Odera acompañó a Daren hasta la puerta. El joven bardo se detuvo antes de salir.

—En cuanto a la canción… La cantaré. Y también la cantarán otros. Pero no empezaré hasta que… Ya sabes, hasta que me entere.

La anciana asintió, mientras la somnolencia se apoderaba de sus miembros. La tesis provocaba una ligera parálisis progresiva y temporal.

—Sí, será lo más apropiado.

—¿Cómo se titula la canción?

El último Vuelo —le dijo, sonriendo.

Su último vuelo, claro. Y también la última canción de Coll. Eso también sería apropiado.

El último Vuelo —repitió el bardo—. Lo entiendo, Maris. Al menos, creo que lo entiendo. La canción es verdad, ¿no?

—Es verdad —convino ella.

Pero el joven no estaba seguro de haberla oído. Su voz era débil, y Odera le estaba arrastrando hacia fuera mientras cerraba la puerta tras ellos. Poco tiempo después, la curandera volvió para apagar las lámparas de aceite. Se quedó sola unos momentos en la pequeña y oscura habitación que olía a enfermedad, bajo la antigua piedra empapada en sangre de la academia Alas de Madera.

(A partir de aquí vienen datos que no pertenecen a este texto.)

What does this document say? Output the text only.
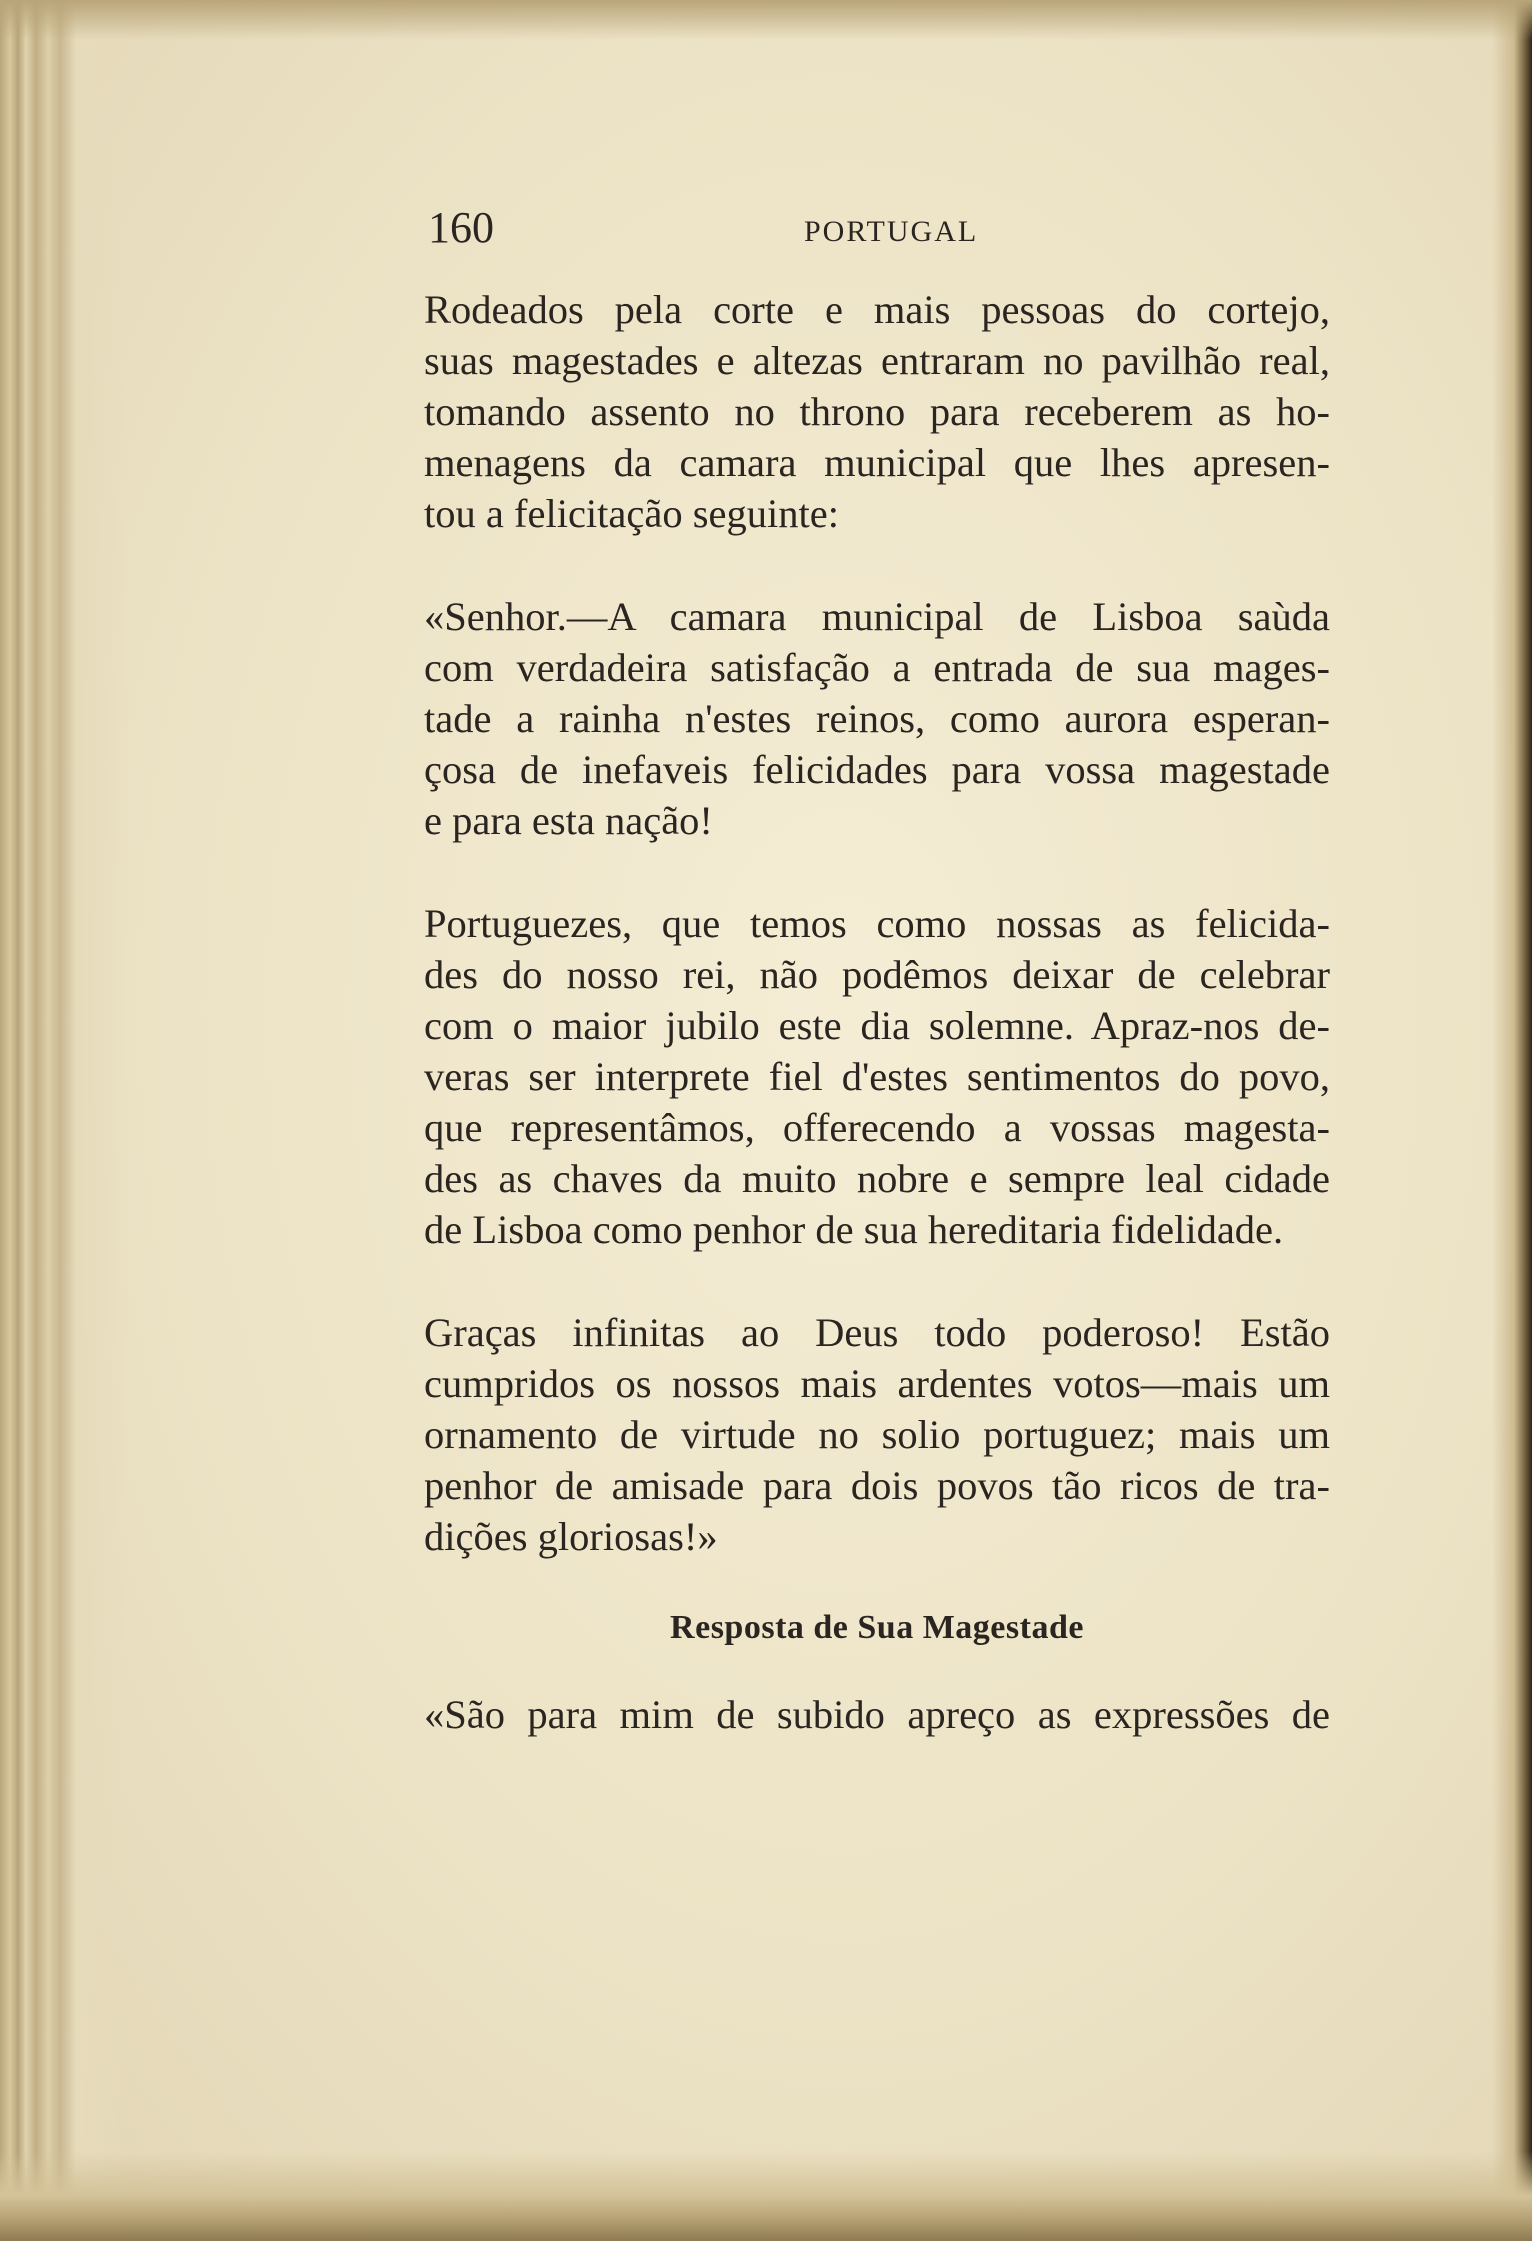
160	PORTUGAL

Rodeados pela corte e mais pessoas do cortejo,
suas magestades e altezas entraram no pavilhão real,
tomando assento no throno para receberem as ho-
menagens da camara municipal que lhes apresen-
tou a felicitação seguinte:

«Senhor.—A camara municipal de Lisboa saùda
com verdadeira satisfação a entrada de sua mages-
tade a rainha n'estes reinos, como aurora esperan-
çosa de inefaveis felicidades para vossa magestade
e para esta nação!

Portuguezes, que temos como nossas as felicida-
des do nosso rei, não podêmos deixar de celebrar
com o maior jubilo este dia solemne. Apraz-nos de-
veras ser interprete fiel d'estes sentimentos do povo,
que representâmos, offerecendo a vossas magesta-
des as chaves da muito nobre e sempre leal cidade
de Lisboa como penhor de sua hereditaria fidelidade.

Graças infinitas ao Deus todo poderoso! Estão
cumpridos os nossos mais ardentes votos—mais um
ornamento de virtude no solio portuguez; mais um
penhor de amisade para dois povos tão ricos de tra-
dições gloriosas!»

Resposta de Sua Magestade

«São para mim de subido apreço as expressões de
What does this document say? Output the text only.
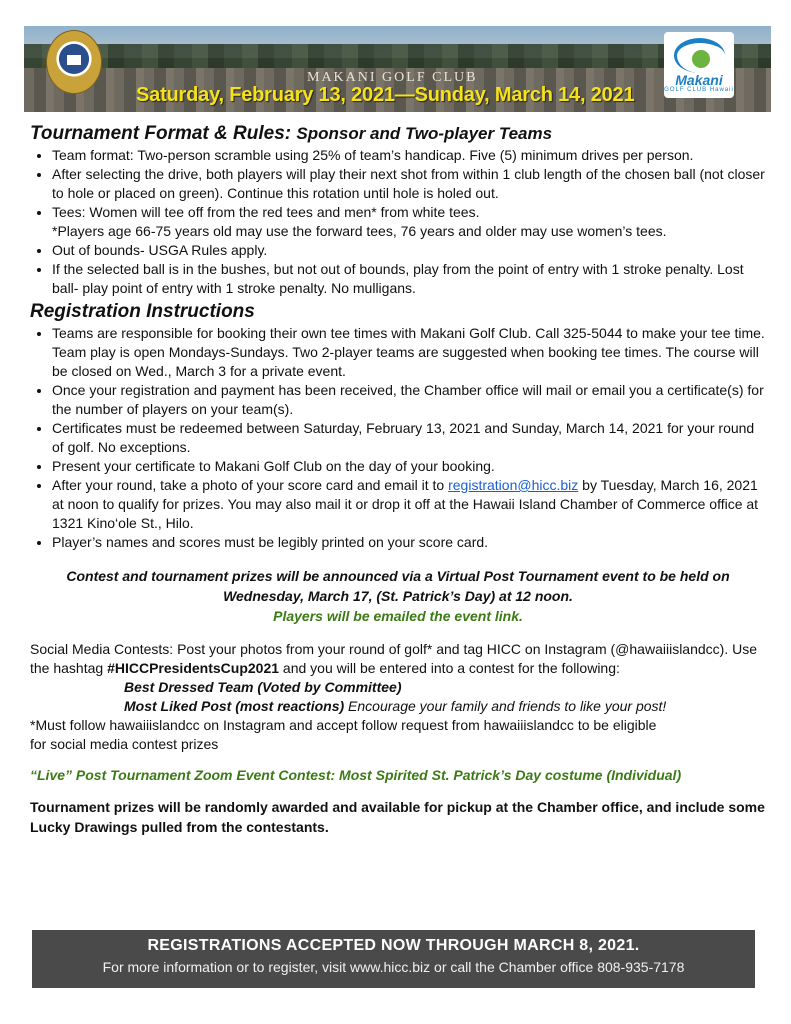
MAKANI GOLF CLUB
Saturday, February 13, 2021—Sunday, March 14, 2021
Makani
GOLF CLUB Hawaii
Tournament Format & Rules: Sponsor and Two-player Teams
• Team format: Two-person scramble using 25% of team’s handicap. Five (5) minimum drives per person.
• After selecting the drive, both players will play their next shot from within 1 club length of the chosen ball (not closer to hole or placed on green). Continue this rotation until hole is holed out.
• Tees: Women will tee off from the red tees and men* from white tees.
*Players age 66-75 years old may use the forward tees, 76 years and older may use women’s tees.
• Out of bounds- USGA Rules apply.
• If the selected ball is in the bushes, but not out of bounds, play from the point of entry with 1 stroke penalty. Lost ball- play point of entry with 1 stroke penalty. No mulligans.
Registration Instructions
• Teams are responsible for booking their own tee times with Makani Golf Club. Call 325-5044 to make your tee time. Team play is open Mondays-Sundays. Two 2-player teams are suggested when booking tee times. The course will be closed on Wed., March 3 for a private event.
• Once your registration and payment has been received, the Chamber office will mail or email you a certificate(s) for the number of players on your team(s).
• Certificates must be redeemed between Saturday, February 13, 2021 and Sunday, March 14, 2021 for your round of golf. No exceptions.
• Present your certificate to Makani Golf Club on the day of your booking.
• After your round, take a photo of your score card and email it to registration@hicc.biz by Tuesday, March 16, 2021 at noon to qualify for prizes. You may also mail it or drop it off at the Hawaii Island Chamber of Commerce office at 1321 Kino‘ole St., Hilo.
• Player’s names and scores must be legibly printed on your score card.
Contest and tournament prizes will be announced via a Virtual Post Tournament event to be held on
Wednesday, March 17, (St. Patrick’s Day) at 12 noon.
Players will be emailed the event link.

Social Media Contests: Post your photos from your round of golf* and tag HICC on Instagram (@hawaiiislandcc). Use the hashtag #HICCPresidentsCup2021 and you will be entered into a contest for the following:

Best Dressed Team (Voted by Committee)

Most Liked Post (most reactions) Encourage your family and friends to like your post!

*Must follow hawaiiislandcc on Instagram and accept follow request from hawaiiislandcc to be eligible
for social media contest prizes

“Live” Post Tournament Zoom Event Contest: Most Spirited St. Patrick’s Day costume (Individual)
Tournament prizes will be randomly awarded and available for pickup at the Chamber office, and include some Lucky Drawings pulled from the contestants.
REGISTRATIONS ACCEPTED NOW THROUGH MARCH 8, 2021.
For more information or to register, visit www.hicc.biz or call the Chamber office 808-935-7178
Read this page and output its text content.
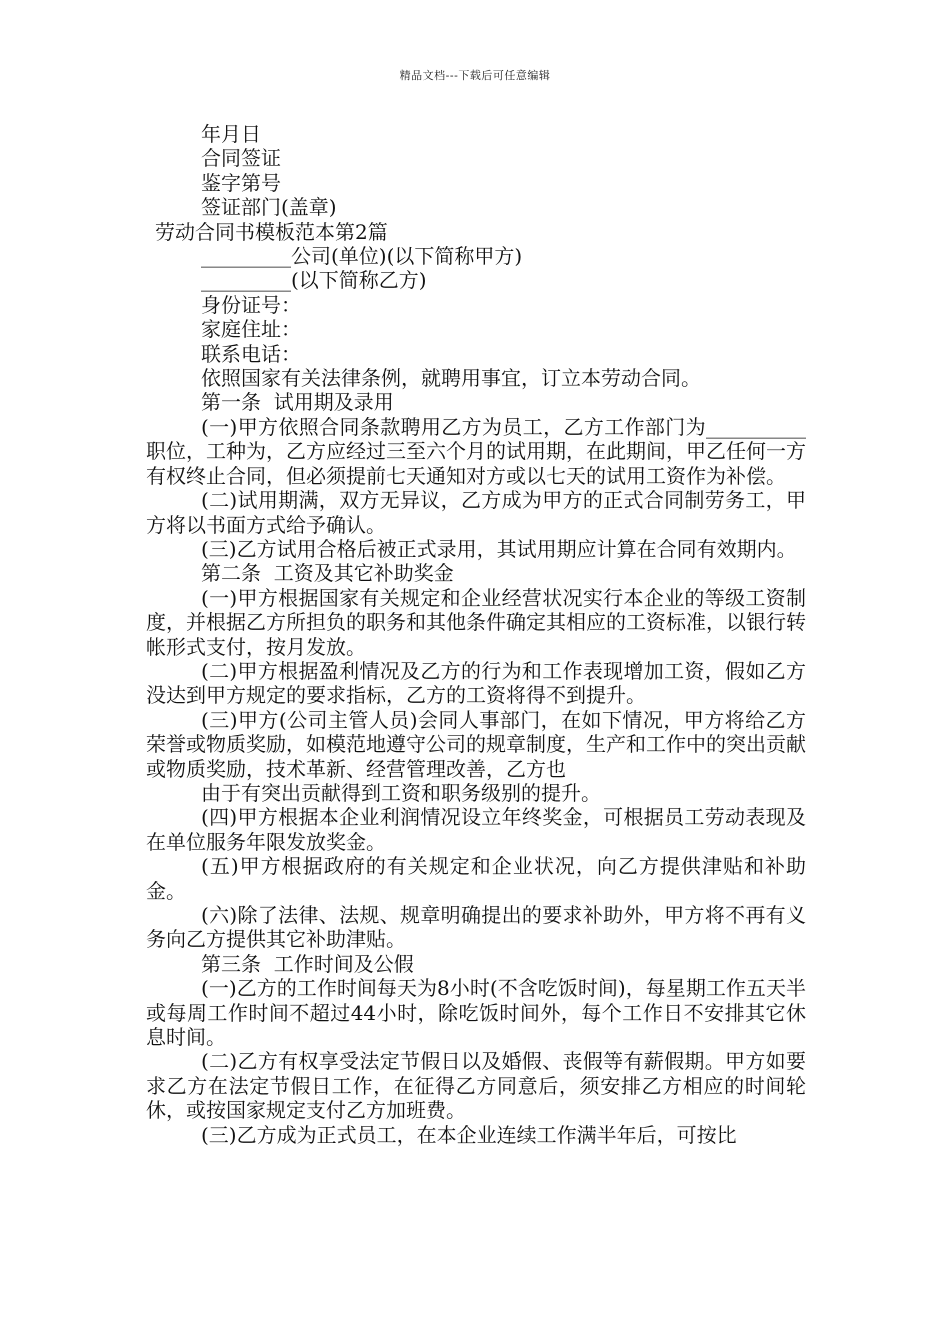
精品文档---下载后可任意编辑
年月日
合同签证
鉴字第号
签证部门(盖章)
劳动合同书模板范本第2篇
_________公司(单位)(以下简称甲方)
_________(以下简称乙方)
身份证号：
家庭住址：
联系电话：
依照国家有关法律条例，就聘用事宜，订立本劳动合同。
第一条  试用期及录用
(一)甲方依照合同条款聘用乙方为员工，乙方工作部门为__________职位，工种为，乙方应经过三至六个月的试用期，在此期间，甲乙任何一方有权终止合同，但必须提前七天通知对方或以七天的试用工资作为补偿。
(二)试用期满，双方无异议，乙方成为甲方的正式合同制劳务工，甲方将以书面方式给予确认。
(三)乙方试用合格后被正式录用，其试用期应计算在合同有效期内。
第二条  工资及其它补助奖金
(一)甲方根据国家有关规定和企业经营状况实行本企业的等级工资制度，并根据乙方所担负的职务和其他条件确定其相应的工资标准，以银行转帐形式支付，按月发放。
(二)甲方根据盈利情况及乙方的行为和工作表现增加工资，假如乙方没达到甲方规定的要求指标，乙方的工资将得不到提升。
(三)甲方(公司主管人员)会同人事部门，在如下情况，甲方将给乙方荣誉或物质奖励，如模范地遵守公司的规章制度，生产和工作中的突出贡献或物质奖励，技术革新、经营管理改善，乙方也
由于有突出贡献得到工资和职务级别的提升。
(四)甲方根据本企业利润情况设立年终奖金，可根据员工劳动表现及在单位服务年限发放奖金。
(五)甲方根据政府的有关规定和企业状况，向乙方提供津贴和补助金。
(六)除了法律、法规、规章明确提出的要求补助外，甲方将不再有义务向乙方提供其它补助津贴。
第三条  工作时间及公假
(一)乙方的工作时间每天为8小时(不含吃饭时间)，每星期工作五天半或每周工作时间不超过44小时，除吃饭时间外，每个工作日不安排其它休息时间。
(二)乙方有权享受法定节假日以及婚假、丧假等有薪假期。甲方如要求乙方在法定节假日工作，在征得乙方同意后，须安排乙方相应的时间轮休，或按国家规定支付乙方加班费。
(三)乙方成为正式员工，在本企业连续工作满半年后，可按比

Maris descubrió que, a pesar de la tesis, no podía dormir. Una especie de emoción se había apoderado de ella, una sensación vertiginosa, atolondrada, algo que no experimentaba desde hacía mucho tiempo.

Por encima de ella, en algún lugar, creyó oír el inicio de una tormenta y el sonido de la lluvia tamborileando sobre la piedra. La fortaleza era sólida, y sabía que no se hundiría. Pero, de alguna manera, sintió que aquella noche podría ser la noche en que, por fin, tras tantos años, iría a ver a su padre.